Ce quota d’exposition d’oeuvres européennes demeure soumis à la règle du pays d’origine, laquelle génère d’importantes distorsions de concurrence. Les plateformes ciblant la France depuis d’autres Etats membres de l’Union échappent ainsi aux quotas plus ambitieux fixés par la réglementation française. L’introduction d’une dérogation à la règle du pays d’origine apparaît justifiée (proposition n° 2).

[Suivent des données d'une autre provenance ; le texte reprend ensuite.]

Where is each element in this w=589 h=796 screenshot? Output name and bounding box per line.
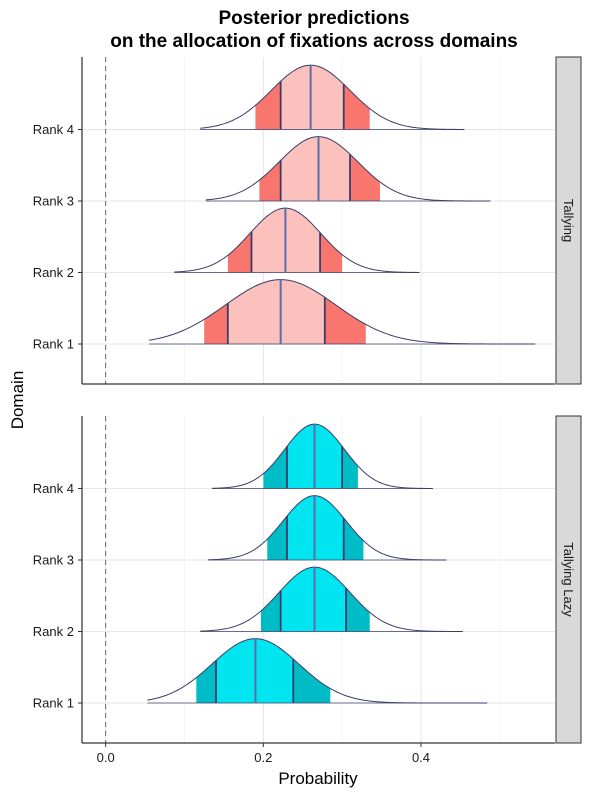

Dans ce contexte, la définition de l’oeuvre européenne pourrait également être resserrée. Parmi les critères alternatifs permettant de répondre à cette définition, celui tenant à l’établissement du producteur dans le périmètre géographique déterminé permet à des oeuvres produites en Europe par les plateformes américaines, dans le cadre de productions exécutives, d’être qualifiées d’européennes. La suppression de ce critère est dès lors préconisée (proposition n° 3).

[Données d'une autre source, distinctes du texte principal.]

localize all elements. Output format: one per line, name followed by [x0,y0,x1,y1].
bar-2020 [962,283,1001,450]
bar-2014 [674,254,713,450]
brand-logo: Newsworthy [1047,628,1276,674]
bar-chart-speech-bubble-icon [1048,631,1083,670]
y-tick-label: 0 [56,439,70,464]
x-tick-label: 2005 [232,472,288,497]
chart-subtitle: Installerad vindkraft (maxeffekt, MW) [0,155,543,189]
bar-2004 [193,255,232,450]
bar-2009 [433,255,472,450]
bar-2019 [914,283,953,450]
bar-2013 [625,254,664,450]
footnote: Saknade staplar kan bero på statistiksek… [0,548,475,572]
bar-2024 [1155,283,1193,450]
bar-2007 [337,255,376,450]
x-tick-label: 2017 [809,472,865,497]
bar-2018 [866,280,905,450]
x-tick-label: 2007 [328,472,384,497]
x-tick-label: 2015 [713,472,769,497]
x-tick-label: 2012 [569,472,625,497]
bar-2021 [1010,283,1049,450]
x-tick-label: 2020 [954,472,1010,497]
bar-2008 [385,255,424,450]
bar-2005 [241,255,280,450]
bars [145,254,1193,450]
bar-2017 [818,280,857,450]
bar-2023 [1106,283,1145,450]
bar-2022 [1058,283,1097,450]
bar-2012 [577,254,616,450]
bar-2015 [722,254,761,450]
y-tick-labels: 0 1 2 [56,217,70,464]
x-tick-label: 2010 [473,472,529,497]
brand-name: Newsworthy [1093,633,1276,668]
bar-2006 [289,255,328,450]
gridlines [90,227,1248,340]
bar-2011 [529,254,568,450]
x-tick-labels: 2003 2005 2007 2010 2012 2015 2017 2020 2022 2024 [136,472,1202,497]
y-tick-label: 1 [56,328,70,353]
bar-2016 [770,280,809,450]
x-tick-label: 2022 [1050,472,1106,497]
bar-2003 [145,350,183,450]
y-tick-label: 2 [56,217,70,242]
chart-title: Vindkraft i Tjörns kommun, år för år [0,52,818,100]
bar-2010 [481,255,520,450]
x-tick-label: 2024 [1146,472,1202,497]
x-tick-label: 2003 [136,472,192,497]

4. L’accès aux mesures d’audiences et aux données de visionnage constituent des informations stratégiques pour les producteurs qui, trop souvent, se voient opposer par les plateformes de vidéo à la demande le secret des affaires. La communication gratuite aux producteurs, et a minima annuelle, de données pertinente d’audience par pays, sur chacune de leurs oeuvres pourrait utilement être prévue à l’occasion de la prochaine révision de la directive SMA (proposition n° 4).

Le maintien des droits de propriété intellectuelle des oeuvres sur le territoire européen constitue un enjeu de souveraineté culturelle. Il s’agit de préserver l’accès du public aux oeuvres dans toute leur diversité, a fortiori lorsqu’elles ont bénéficié d’aides publiques, de garantir les intérêts matériels et moraux des auteurs et de s’assurer de la bonne conservation des oeuvres. Dès 2021, la France a mis en place un mécanisme de protection des catalogues. Une réflexion sur les risques induits par la fuite des droits de propriété intellectuelle vers des territoires extra-européens, et les moyens d’y répondre, pourrait utilement être engagée au niveau européen (proposition n° 5).

Les catalogues étant pour beaucoup constitués d’oeuvres ayant bénéficié d’aides publiques, une réflexion sur la possibilité de conditionner les aides publiques à la production au maintien sur le sol européen d’éléments techniques des oeuvres aidées pourrait utilement être engagée (proposition n° 6).

Enfin, compte tenu des incitations à la production exécutive créées par le caractère plus généreux du crédit d’impôt international, plus généreux quant à son taux et à son plafond, que le crédit d’impôt audiovisuel, il est proposé d’examiner l’opportunité d’un rééquilibrage de ces dispositifs fiscaux (proposition n° 7).